Cette façon de renvoyer dos à dos l’expert au service d’un lobby (dont il dépend souvent) et celui qui reconnaît et affiche tout simplement les principes sur lesquels il s’appuie est évidemment manipulatoire. En effet, ce n’est pas au niveau de l’absence affichée d’attache éthique, politique ou philosophique que se joue l’indépendance de l’expertise – sous prétexte d’un principe supérieur d’objectivité –, mais bien vis-à-vis des organisations, des modes de pensée dominants, du conformisme, des entreprises, des enjeux de pouvoir et des intérêts financiers.

Elle se joue dans une déclinaison objective des principes affichés à chacun des sujets spécifiques abordés. C’est alors la cohérence de l’analyse qui devient l’élément central de crédibilité de l’expertise – cohérence interne au projet analysé, et cohérence globale avec les autres analyses produites par l’expert ou le groupe d’experts concernés. Il faut alors résister à la tentation d’un discours de pure conviction pour privilégier un raisonnement objectif à partir de ces principes subjectifs. Chaque problème mérite non une réponse toute faite fondée sur des convictions préétablies, mais sur une analyse spécifique, sans « petits arrangements » dictés par l’intuition ou les convictions, les amitiés et les inimitiés.

Une volonté aussi de rendre accessible au plus grand nombre les éléments factuels du débat, souvent masqués par les porteurs d’intérêt sous le prétexte que les questions sont « bien trop complexes » pour le commun des mortels. Notre conviction est en effet qu’un groupe de citoyens correctement informés (ce qui implique de leur part un réel effort de formation et d’acquisition de connaissances) est capable d’apporter au débat public une valeur ajoutée irremplaçable, indépendante des diverses factions en présence, avec un contenu de propositions de terrain individuelles et collectives réalistes.

C’est ce que nous avons pu observer avec la « conférence de citoyens » sur l’effet de serre organisée en 2002 par la Commission du développement durable sous la présidence de Jacques Testart. La largeur de vue, l’équilibre des propos, la clarté des conclusions, le réalisme des propositions du groupe ont amplement confirmé l’intuition initiale des organisateurs de cet exercice.

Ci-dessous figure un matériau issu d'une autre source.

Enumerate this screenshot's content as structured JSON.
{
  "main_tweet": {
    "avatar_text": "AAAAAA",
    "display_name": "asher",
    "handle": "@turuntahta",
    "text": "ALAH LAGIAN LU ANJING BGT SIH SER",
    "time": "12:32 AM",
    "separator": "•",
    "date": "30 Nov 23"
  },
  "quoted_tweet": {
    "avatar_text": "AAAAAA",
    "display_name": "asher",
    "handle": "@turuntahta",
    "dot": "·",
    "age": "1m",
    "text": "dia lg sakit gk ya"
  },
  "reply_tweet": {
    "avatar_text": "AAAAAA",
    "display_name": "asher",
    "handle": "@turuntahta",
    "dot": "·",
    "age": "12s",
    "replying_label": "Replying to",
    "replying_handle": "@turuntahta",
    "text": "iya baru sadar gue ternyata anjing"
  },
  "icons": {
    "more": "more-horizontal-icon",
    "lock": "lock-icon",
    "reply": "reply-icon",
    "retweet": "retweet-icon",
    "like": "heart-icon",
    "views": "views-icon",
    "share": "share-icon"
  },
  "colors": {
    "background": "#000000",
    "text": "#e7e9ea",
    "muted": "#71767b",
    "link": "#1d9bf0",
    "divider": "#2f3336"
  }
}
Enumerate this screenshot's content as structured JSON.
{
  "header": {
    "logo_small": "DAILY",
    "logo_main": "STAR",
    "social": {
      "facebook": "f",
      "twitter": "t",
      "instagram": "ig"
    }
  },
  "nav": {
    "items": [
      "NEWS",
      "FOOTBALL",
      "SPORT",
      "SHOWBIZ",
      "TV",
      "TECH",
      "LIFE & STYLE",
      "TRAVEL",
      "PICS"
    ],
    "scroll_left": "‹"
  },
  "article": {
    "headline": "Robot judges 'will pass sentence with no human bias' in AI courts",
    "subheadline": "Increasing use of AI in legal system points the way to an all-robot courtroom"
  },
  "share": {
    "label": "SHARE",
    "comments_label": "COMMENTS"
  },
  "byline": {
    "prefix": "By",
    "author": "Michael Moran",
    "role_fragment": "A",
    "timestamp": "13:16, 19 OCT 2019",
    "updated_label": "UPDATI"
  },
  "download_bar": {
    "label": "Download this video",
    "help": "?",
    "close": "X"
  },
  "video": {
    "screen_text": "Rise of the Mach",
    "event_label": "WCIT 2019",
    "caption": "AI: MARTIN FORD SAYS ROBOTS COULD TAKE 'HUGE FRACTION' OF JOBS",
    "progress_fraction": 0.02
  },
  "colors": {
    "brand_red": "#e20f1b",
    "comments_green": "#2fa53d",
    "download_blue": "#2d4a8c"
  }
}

Dans le contexte actuel, où les questions de conflit d’intérêts envahissent la vie publique, le problème de l’indépendance, aussi bien des médias que de la communauté scientifique ou de la justice, mérite une attention particulière. L’apport d’une expertise indépendante – au sens et avec les limites que nous lui avons donnés plus haut –, nous paraît un élément important pour lutter contre la lassitude et le dégoût qui atteignent bien souvent le citoyen devant la collusion que révèlent ces affaires.

Benjamin Dessus est président de l’association Global Chance.